Pada akhir penyelidikan, Weckert memberikan jumlah 180 Sinagog terbakar, 7.500 jendela hancur, 36 yahudi tewas, 36 terluka, 20.000 Yahudi-Jerman diberikan perlindungan oleh Kepolisian SD, dan 174 penjarah ditangkap. Weckert yakin bahwa malam Kristallnacht diciptakan untuk mendorong warga Yahudi-Jerman untuk mau emigrasi ke Palestina.

Namun program relokasi warga Yahudi-Jerman baru benar-benar dilakukan secara efektif dan sistematis ketika tugas tersebut dibebankan kepada Obersturmbannfuhrer Adolf Eichmann, tangan kanan Reinhard Heydrich di Dinas Kepolisian SD. Pada tahun 1938, Eichmann mendirikan 32 kantor departemen “Die Enlosung der Juden Frage” (Solusi bagi pertanyaan Yahudi) di seluruh Jerman, Austria dan Bohemia/Moravia (Cekoslovakia). Dengan tugas yang diemban: adalah mensukseskan program emigrasi Yahudi-Jerman ke Palestina. Melalui kantor-kantor inilah, Eichmann mengkoordinir emigrasi warga Yahudi Eropa, dan mengirim mereka ke “tanah yang dijanjikan” melalui laut menggunakan kapal-kapal Jerman.(26)

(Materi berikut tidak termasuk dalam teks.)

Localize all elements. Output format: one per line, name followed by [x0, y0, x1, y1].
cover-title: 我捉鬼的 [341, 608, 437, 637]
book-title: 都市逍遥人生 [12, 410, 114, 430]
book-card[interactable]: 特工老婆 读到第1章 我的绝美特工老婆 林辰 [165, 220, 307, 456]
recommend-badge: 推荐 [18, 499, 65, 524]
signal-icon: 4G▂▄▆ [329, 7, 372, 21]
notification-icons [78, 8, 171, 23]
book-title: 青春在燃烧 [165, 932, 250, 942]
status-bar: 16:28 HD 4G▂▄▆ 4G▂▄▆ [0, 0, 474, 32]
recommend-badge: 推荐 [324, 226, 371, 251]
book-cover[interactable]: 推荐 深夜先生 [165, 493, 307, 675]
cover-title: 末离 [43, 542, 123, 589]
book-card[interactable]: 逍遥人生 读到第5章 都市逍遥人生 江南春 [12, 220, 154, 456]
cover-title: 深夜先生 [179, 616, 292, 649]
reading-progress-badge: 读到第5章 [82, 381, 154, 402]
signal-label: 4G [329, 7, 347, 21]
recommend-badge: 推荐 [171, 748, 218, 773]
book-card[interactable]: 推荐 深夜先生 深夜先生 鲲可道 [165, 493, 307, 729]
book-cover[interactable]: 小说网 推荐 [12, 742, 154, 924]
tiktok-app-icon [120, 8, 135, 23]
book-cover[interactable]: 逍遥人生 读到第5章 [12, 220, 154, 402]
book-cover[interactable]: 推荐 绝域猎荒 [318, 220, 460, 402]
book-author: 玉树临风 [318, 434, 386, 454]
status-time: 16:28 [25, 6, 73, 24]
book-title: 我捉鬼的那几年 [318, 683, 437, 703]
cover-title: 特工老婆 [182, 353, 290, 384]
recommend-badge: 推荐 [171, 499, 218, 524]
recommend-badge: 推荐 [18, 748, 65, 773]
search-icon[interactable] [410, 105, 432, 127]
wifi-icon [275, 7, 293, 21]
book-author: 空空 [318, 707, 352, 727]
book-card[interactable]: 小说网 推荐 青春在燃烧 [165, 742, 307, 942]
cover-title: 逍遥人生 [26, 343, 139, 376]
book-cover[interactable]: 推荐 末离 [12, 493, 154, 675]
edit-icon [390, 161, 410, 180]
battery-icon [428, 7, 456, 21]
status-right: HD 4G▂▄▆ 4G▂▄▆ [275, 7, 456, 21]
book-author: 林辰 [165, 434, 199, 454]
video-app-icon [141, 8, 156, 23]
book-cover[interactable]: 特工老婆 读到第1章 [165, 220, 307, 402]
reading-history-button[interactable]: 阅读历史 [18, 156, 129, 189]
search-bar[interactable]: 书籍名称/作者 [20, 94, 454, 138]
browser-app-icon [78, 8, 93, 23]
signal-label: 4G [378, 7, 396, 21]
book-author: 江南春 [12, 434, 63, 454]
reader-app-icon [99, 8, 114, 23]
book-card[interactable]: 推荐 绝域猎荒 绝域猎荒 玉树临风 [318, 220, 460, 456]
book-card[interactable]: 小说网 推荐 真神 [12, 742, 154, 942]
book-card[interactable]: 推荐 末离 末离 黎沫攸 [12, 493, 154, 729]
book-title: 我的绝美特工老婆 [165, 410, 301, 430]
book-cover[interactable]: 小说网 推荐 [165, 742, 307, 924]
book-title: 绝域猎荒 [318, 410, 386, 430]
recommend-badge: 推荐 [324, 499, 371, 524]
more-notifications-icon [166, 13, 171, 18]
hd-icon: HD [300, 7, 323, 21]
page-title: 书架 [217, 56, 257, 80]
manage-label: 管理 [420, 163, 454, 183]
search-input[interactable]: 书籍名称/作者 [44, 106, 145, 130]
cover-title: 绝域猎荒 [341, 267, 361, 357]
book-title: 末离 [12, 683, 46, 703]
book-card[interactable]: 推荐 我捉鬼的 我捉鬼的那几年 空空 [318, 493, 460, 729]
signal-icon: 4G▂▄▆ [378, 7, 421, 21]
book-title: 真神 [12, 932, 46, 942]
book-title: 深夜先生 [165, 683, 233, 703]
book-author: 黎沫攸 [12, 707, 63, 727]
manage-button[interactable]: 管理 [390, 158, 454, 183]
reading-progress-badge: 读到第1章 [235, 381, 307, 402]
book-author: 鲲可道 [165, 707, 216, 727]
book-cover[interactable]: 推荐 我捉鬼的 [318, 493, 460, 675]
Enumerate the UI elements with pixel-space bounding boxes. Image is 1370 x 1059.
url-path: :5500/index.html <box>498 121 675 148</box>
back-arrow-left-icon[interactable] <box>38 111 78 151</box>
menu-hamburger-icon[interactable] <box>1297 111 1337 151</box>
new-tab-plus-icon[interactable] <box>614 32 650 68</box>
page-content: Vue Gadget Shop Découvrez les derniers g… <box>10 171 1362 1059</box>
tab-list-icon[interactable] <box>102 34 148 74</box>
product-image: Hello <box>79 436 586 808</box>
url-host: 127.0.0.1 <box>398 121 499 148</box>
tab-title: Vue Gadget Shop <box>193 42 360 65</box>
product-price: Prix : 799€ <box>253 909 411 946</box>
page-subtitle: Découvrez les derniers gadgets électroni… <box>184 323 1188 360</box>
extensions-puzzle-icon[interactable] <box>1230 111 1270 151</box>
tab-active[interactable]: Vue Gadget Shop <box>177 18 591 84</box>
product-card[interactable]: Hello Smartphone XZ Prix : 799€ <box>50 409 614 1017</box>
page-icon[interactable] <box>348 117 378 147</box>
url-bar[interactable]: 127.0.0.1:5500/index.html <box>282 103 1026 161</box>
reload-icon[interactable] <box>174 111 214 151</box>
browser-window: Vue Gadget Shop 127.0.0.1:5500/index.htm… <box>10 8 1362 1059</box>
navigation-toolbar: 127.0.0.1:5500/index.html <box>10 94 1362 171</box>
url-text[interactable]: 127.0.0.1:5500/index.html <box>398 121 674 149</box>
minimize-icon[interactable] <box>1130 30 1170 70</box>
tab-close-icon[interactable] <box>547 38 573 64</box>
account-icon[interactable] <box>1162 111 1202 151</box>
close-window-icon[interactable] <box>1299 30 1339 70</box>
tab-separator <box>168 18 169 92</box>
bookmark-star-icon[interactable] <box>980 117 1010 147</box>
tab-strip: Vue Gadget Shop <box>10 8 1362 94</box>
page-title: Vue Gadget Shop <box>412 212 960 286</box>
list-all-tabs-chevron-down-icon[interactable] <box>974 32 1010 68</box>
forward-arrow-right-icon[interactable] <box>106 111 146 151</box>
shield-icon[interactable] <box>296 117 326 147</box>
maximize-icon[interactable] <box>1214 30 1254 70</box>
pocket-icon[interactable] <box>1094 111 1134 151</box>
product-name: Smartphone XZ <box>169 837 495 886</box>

Pengiriman yahudi ke Palestina oleh Eichmann dilakukan dari 1938 sampai masa akhir perang tahun 1944. Kapal-kapal tersebut berangkat dari pelabuhan Hamburg menuju Haifa dibawah pengawasan Dewan Rabbi Hamburg. Selama 1938-1939, tercatat sebanyak 10.000 orang yahudi dengan sukses diemigrasi dengan cara tersebut. Mulai Oktober 1941, kapal-kapal emigran Yahudi ke Palestina menempuh rute melalui Portugal dikawal oleh armada kapal perang Jerman, seiring dengan meningkatnya eskalasi perang antara Jerman dan Inggris. Tanggal 3 Agustus 1944 tercatat sebagai kloter terakhir dari kapal pengangkut emigran Yahudi ke Palestina, berangkat dari pelabuhan Constance, Bulgaria, sebelum Jerman kalah perang setahun kemudian.(27)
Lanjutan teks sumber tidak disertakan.